# B5 front caliper piston over-extended??



## sudrabs3 (Sep 4, 2006)

1998 1.8t Passat sedan FWD

Did my front brakes pads and rotors yesterday. Did something kind of stupid while multitasking. I had reinstalled the left caliper with a new rotor and pads and pumped the brake to seat the pads on the rotor. Unfortunately I also had the right caliper off the rotor and pads out, so when I pumped the brake the right piston extended quite a bit. It didn't feel like it came out completely, but when I started pushing it back in with that that "special tool" (metal plate and a screw with a small washer at the end), it kind of jammed since the pressure on the piston was only on an edge. I could see that it was going in crooked. I stopped and then gently and briefly pushed the brake with my foot again to slightly extend the piston. I then put the old brake pad in the piston. It looked straight and then used the tool to push it back in. It went smoothly and retracted all the way in.

Now, my questions:
1) Is it possible that the piston came out totally, or too far, or is there some kind of seal/stop that prevents that?
2) Since it started going back crooked and kind of jammed, did I damage it? It did go in smoothly eventually when I straightened it out.

Thanks,
Nick


----------



## IJM (Jul 30, 2001)

sudrabs3 said:


> Now, my questions:
> 1) Is it possible that the piston came out totally, or too far, or is there some kind of seal/stop that prevents that?

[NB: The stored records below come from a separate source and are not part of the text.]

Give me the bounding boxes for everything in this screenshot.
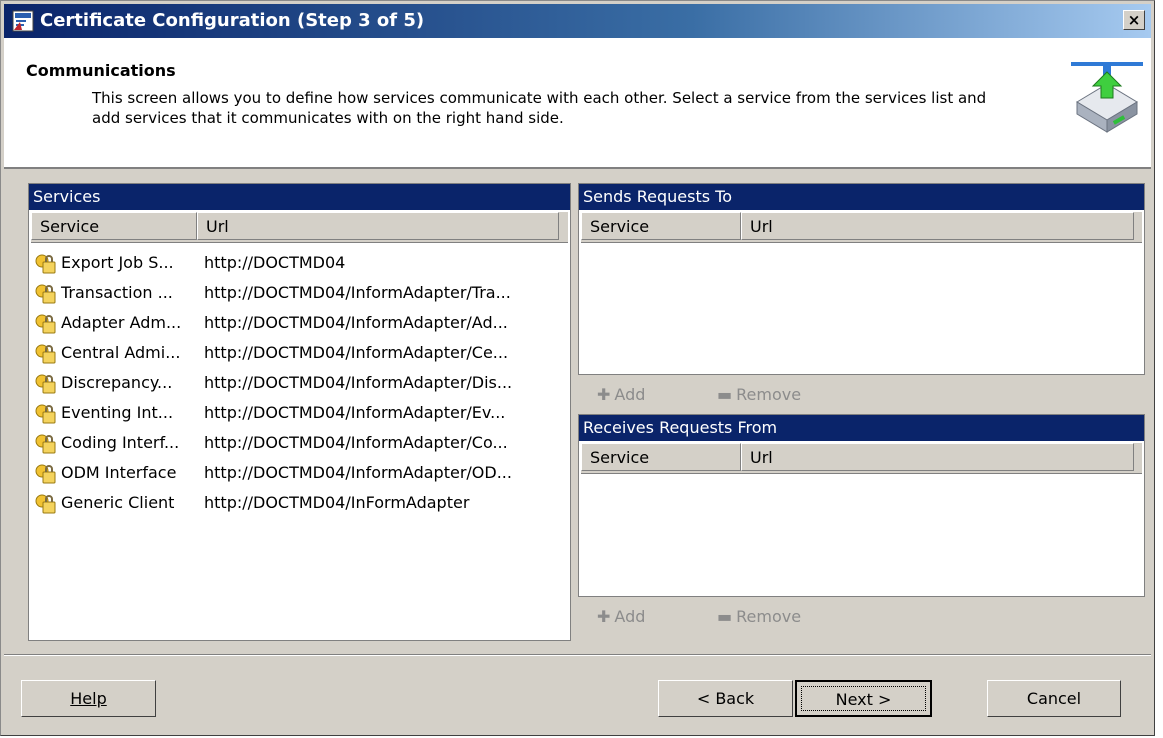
certificate-lock-icon (35, 404, 56, 424)
column-url[interactable]: Url (741, 443, 1134, 471)
network-drive-icon (1071, 62, 1143, 133)
service-name: Central Admi... (61, 343, 181, 362)
services-row[interactable]: ODM Interface http://DOCTMD04/InformAdap… (31, 458, 568, 488)
receives-requests-panel: Receives Requests From Service Url (578, 414, 1145, 597)
page-description: This screen allows you to define how ser… (92, 89, 987, 127)
services-row[interactable]: Generic Client http://DOCTMD04/InFormAda… (31, 488, 568, 518)
certificate-lock-icon (35, 254, 56, 274)
certificate-lock-icon (35, 434, 56, 454)
receives-remove-button[interactable]: ▬ Remove (717, 607, 805, 626)
receives-add-button[interactable]: ✚ Add (597, 607, 649, 626)
help-button[interactable]: Help (21, 680, 156, 717)
service-name: Transaction ... (61, 283, 173, 302)
service-name: Eventing Int... (61, 403, 174, 422)
certificate-lock-icon (35, 464, 56, 484)
receives-actions: ✚ Add ▬ Remove (597, 607, 897, 631)
sends-actions: ✚ Add ▬ Remove (597, 385, 897, 409)
services-row[interactable]: Eventing Int... http://DOCTMD04/InformAd… (31, 398, 568, 428)
sends-requests-panel: Sends Requests To Service Url (578, 183, 1145, 375)
next-button[interactable]: Next > (795, 680, 932, 717)
window-title: Certificate Configuration (Step 3 of 5) (40, 10, 425, 31)
service-url: http://DOCTMD04/InformAdapter/Tra... (204, 283, 511, 302)
plus-icon: ✚ (597, 607, 611, 626)
services-column-header: Service Url (31, 212, 568, 243)
back-button[interactable]: < Back (658, 680, 793, 717)
service-url: http://DOCTMD04/InformAdapter/Ad... (204, 313, 508, 332)
sends-column-header: Service Url (581, 212, 1142, 243)
certificate-lock-icon (35, 284, 56, 304)
certificate-configuration-dialog: Certificate Configuration (Step 3 of 5) … (0, 0, 1155, 736)
certificate-lock-icon (35, 314, 56, 334)
service-url: http://DOCTMD04/InformAdapter/Ev... (204, 403, 506, 422)
column-url[interactable]: Url (741, 212, 1134, 240)
services-row[interactable]: Adapter Adm... http://DOCTMD04/InformAda… (31, 308, 568, 338)
services-panel-title: Services (29, 184, 570, 210)
cancel-button[interactable]: Cancel (987, 680, 1121, 717)
next-button-label: Next > (801, 686, 926, 711)
column-service[interactable]: Service (581, 212, 741, 240)
minus-icon: ▬ (717, 607, 733, 626)
certificate-lock-icon (35, 344, 56, 364)
column-url[interactable]: Url (197, 212, 559, 240)
service-name: Generic Client (61, 493, 175, 512)
sends-add-button[interactable]: ✚ Add (597, 385, 649, 404)
service-url: http://DOCTMD04/InformAdapter/Co... (204, 433, 508, 452)
page-title: Communications (26, 61, 176, 80)
app-icon (12, 10, 34, 32)
services-row[interactable]: Coding Interf... http://DOCTMD04/InformA… (31, 428, 568, 458)
minus-icon: ▬ (717, 385, 733, 404)
service-url: http://DOCTMD04/InformAdapter/Ce... (204, 343, 509, 362)
sends-remove-button[interactable]: ▬ Remove (717, 385, 805, 404)
service-url: http://DOCTMD04/InFormAdapter (204, 493, 470, 512)
footer-separator (4, 654, 1151, 656)
sends-requests-title: Sends Requests To (579, 184, 1144, 210)
service-name: Coding Interf... (61, 433, 180, 452)
service-name: ODM Interface (61, 463, 177, 482)
service-name: Adapter Adm... (61, 313, 182, 332)
service-name: Export Job S... (61, 253, 174, 272)
certificate-lock-icon (35, 494, 56, 514)
service-url: http://DOCTMD04/InformAdapter/Dis... (204, 373, 513, 392)
services-list: Export Job S... http://DOCTMD04 Transact… (31, 248, 568, 518)
plus-icon: ✚ (597, 385, 611, 404)
receives-column-header: Service Url (581, 443, 1142, 474)
certificate-lock-icon (35, 374, 56, 394)
receives-requests-title: Receives Requests From (579, 415, 1144, 441)
services-row[interactable]: Central Admi... http://DOCTMD04/InformAd… (31, 338, 568, 368)
service-name: Discrepancy... (61, 373, 173, 392)
services-row[interactable]: Transaction ... http://DOCTMD04/InformAd… (31, 278, 568, 308)
service-url: http://DOCTMD04/InformAdapter/OD... (204, 463, 512, 482)
services-panel: Services Service Url Export Job S... htt… (28, 183, 571, 641)
wizard-header: Communications This screen allows you to… (4, 38, 1151, 169)
close-button[interactable]: × (1123, 10, 1145, 30)
column-service[interactable]: Service (31, 212, 197, 240)
service-url: http://DOCTMD04 (204, 253, 346, 272)
services-row[interactable]: Discrepancy... http://DOCTMD04/InformAda… (31, 368, 568, 398)
column-service[interactable]: Service (581, 443, 741, 471)
services-row[interactable]: Export Job S... http://DOCTMD04 (31, 248, 568, 278)
title-bar[interactable]: Certificate Configuration (Step 3 of 5) … (4, 4, 1151, 38)
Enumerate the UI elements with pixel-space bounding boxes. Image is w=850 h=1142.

There is a gasket the seals the piston inside the bore, but if you overextend the piston it can pop right out. I don't think you got it quite that far, but probably far enough so it got jammed up a bit. 




sudrabs3 said:


> 2) Since it started going back crooked and kind of jammed, did I damage it? It did go in smoothly eventually when I straightened it out.


It's probably fine. I've had them jam before when I've rebuilt calipers, and unless you're forcing it in there with a vice or something, it's hard to damage it.


----------